The Lost Education of Horace Tate: Uncovering the Hidden Heroes Who Fought for Justice in Schools
In this narrative history backed up with detailed scholarship, Walker, professor of African-American educational studies at Emory University, sheds light on the mostly unsung heroes—black teachers, principals, and other school personnel—in the battle for equal education in the South leading up to Brown v. Board of Education. Drawing on two years of interviews and the long-hidden archives of lifelong education activist Horace Tate, a former Georgia state senator who was a school teacher and principal in his younger years, the author recounts how Tate and others secretly fought the “separate but equal” ethos to get roomier buildings, school buses, and other educational necessities for African-American pupils.
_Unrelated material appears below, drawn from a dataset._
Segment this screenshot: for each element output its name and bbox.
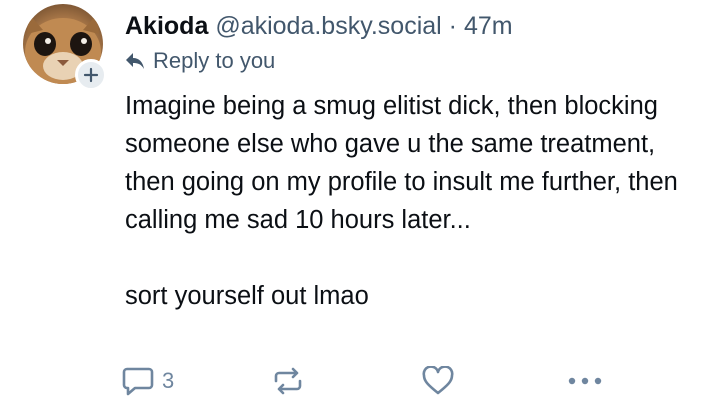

Their work had to be clandestine because, Walker writes, “even those trying to fly under the radar who attempted to challenge inequality could pay with their livelihoods, their health and sometimes their lives.” Walker gleans facts and colorful details from documents like letters and meeting minutes to illuminate how the personable Tate and his colleagues, “masterly tricksters,” deliberately obfuscated their activist roles behind their docile public faces as teachers and principals. This well-told and inspiring tale, with its rarely discussed angle on the school segregation fight, will draw in readers interested in meaningful work and activism, or just a well-told tale.